Nascida
na Paraíba, "Gilvânia do MST" é filiada ao PT e atua há 30 anos na
luta pela reforma agrária no Maranhão.
Escolhida
pelo MST Maranhão como pré-candidata a deputada federal, Gilvânia Ferreira já
soma 30 anos de movimento sem terra - Hannah Letícia,
A
imagem da infância é a cerca do latifúndio que esmaga o quintal da casa. Nesse
cenário, complementa-lhe o olhar diário a cana-de-açúcar, a usina, os
trabalhadores e as trabalhadoras esbagaçados no engenho, além de famílias sem
terra buscando pequenos pedaços que lhes caibam na franja das gigantes fazendas
de um único dono, para plantar e sobreviver à fome.
Na
comunidade de Canafístula, no interior da Paraíba, nos idos dos anos de 1970,
uma menina de uma família de camponeses sem terra pobres percebe que as
condições de vida dessa gente não andam muito bem. Embora lhe faltasse
discernimento à época, não lhe faltava a astúcia do querer saber.
A
menina foi crescendo inquieta, enérgica, estudiosa. Devorava livros de
literatura emprestados pelas professoras da escola. Começa a imaginar o
mundo, que não queria igual ao de sua convivência, por vezes tão brutal.
Aos
nove anos, lê cordel para homens e mulheres analfabetos, que só tinham o fardo
do trabalho na roça e na cana, sem arte, sem direito, sem pão, sem chão. Aos
13, escreve cartas carregadas de saudades e novidades a pedido dos camponeses e
das camponesas para enviar aos seus parentes distantes, migrantes que foram
obrigados a vender sua força de trabalho em São Paulo e no Rio de Janeiro.
Na
juventude, embalada pelos discursos proferidos por Margarida Alves,
sindicalista rural na Paraíba, a vida começa a traçar seu destino. Participa da
igreja organizando grupo de jovens, até que um dia lhe chega um livro sobre as
mulheres combatentes da Nicarágua. A cabeça fervilha. Agora, ela tem a certeza
de que as mulheres têm importante papel nesse mundo e passa a conceber que
a luta pode ser organizada pelo povo.
Aos
17 anos, em 1987, conhece o Movimento de Trabalhadores Rurais Sem Terra (MST)
ainda em seu estado natal, Paraíba, num momento de intensos conflitos por
terra, caracterizados por violência e assassinatos contra famílias camponesas.

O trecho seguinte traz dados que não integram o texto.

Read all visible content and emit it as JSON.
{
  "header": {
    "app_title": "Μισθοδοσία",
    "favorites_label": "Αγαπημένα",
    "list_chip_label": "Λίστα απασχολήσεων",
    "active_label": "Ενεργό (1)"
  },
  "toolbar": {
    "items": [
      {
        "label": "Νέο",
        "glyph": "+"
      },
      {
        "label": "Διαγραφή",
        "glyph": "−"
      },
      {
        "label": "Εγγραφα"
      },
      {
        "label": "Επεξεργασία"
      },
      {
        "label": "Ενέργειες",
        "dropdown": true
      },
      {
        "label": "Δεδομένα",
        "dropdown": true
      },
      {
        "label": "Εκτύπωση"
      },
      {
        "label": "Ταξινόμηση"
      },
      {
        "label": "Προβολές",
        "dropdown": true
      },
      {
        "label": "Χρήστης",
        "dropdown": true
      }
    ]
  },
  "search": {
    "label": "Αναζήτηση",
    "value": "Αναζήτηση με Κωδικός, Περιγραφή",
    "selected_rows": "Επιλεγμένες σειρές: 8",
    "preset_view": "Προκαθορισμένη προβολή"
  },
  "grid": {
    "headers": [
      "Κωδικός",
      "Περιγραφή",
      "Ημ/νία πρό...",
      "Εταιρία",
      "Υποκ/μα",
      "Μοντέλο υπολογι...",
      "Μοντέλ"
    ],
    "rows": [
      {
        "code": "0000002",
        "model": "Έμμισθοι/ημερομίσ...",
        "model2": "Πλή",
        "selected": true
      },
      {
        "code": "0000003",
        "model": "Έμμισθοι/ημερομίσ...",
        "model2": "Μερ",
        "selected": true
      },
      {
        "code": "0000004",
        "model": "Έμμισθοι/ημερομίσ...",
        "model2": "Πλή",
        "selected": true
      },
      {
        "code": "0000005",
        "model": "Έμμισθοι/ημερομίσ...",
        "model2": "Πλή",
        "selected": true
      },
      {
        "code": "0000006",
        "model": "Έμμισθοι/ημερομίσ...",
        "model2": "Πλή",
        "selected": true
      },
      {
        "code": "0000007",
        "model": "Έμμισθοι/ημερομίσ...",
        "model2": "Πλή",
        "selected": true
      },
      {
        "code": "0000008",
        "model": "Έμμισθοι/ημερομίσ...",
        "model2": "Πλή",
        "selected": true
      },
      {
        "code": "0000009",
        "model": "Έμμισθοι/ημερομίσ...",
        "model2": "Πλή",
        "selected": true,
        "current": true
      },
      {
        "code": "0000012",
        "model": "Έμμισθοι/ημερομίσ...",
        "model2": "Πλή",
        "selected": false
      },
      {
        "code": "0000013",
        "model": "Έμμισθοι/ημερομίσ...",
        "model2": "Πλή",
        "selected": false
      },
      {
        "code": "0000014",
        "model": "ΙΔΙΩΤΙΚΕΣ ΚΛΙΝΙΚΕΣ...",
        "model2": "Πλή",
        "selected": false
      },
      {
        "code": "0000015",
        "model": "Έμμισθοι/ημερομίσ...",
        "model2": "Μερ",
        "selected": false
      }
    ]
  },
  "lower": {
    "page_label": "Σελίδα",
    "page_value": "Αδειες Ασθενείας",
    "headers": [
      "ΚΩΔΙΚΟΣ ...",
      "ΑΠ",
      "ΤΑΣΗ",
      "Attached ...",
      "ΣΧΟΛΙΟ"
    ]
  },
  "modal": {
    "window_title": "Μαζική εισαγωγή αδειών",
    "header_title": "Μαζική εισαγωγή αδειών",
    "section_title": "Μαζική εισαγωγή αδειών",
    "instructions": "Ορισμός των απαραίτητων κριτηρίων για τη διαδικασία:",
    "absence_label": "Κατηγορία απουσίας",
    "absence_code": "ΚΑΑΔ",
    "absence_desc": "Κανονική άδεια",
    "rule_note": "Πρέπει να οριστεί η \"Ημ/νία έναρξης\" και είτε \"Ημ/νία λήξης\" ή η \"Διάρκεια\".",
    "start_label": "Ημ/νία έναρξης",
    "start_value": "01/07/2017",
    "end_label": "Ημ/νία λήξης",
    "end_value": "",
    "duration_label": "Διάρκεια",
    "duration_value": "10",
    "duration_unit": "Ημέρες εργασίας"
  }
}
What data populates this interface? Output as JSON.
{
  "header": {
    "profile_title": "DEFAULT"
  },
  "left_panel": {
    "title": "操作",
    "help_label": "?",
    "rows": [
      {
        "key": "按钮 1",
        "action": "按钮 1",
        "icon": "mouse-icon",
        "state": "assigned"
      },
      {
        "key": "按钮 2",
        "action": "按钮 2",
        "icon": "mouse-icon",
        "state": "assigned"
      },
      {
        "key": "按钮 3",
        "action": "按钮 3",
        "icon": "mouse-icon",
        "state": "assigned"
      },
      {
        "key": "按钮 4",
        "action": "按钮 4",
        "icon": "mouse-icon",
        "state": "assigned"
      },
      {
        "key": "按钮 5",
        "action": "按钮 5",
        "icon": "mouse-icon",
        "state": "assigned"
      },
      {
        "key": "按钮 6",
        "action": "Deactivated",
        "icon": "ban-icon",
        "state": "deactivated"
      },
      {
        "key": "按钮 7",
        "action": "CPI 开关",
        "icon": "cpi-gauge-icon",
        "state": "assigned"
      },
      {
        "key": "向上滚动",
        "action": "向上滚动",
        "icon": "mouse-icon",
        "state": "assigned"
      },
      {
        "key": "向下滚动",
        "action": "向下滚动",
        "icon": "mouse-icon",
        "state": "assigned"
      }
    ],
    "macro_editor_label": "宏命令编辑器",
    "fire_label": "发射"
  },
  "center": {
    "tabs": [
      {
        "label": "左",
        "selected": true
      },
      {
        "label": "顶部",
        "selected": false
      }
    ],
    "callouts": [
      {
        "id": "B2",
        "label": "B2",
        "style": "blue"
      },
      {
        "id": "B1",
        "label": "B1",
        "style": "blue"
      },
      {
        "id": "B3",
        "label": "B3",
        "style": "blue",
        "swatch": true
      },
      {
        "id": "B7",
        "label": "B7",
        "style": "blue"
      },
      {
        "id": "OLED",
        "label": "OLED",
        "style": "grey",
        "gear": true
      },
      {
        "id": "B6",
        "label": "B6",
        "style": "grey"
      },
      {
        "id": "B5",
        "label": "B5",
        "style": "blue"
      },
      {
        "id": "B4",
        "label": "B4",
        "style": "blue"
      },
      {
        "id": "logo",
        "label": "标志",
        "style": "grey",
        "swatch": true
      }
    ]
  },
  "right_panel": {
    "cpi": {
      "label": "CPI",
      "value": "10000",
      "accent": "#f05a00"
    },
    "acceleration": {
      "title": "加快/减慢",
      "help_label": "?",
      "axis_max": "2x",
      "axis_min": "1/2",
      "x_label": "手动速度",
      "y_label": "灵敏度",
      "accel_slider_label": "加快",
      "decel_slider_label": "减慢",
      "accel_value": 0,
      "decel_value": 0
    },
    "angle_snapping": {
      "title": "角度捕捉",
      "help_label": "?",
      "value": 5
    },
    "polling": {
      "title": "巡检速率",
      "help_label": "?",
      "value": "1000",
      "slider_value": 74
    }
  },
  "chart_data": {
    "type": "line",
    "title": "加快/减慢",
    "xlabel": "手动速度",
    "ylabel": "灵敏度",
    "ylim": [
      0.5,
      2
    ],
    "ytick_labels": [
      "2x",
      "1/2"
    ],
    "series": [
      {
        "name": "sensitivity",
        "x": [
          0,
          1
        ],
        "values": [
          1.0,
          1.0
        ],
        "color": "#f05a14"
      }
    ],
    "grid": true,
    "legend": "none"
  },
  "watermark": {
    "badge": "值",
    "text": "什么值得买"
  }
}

Mesmo assim, sem temer, lhe dá vontade de engrossar as fileiras junto a tantos
e tantas lutadoras contra a concentração de terra e as desigualdades sociais
nesse país. Então decide: “A partir de agora, vou rodar este país, este
Nordeste, ocupando terra e fazendo luta pela reforma agrária”.
Nascia,
então, a histórica e sagaz militante, conhecida como Gilvânia do MST.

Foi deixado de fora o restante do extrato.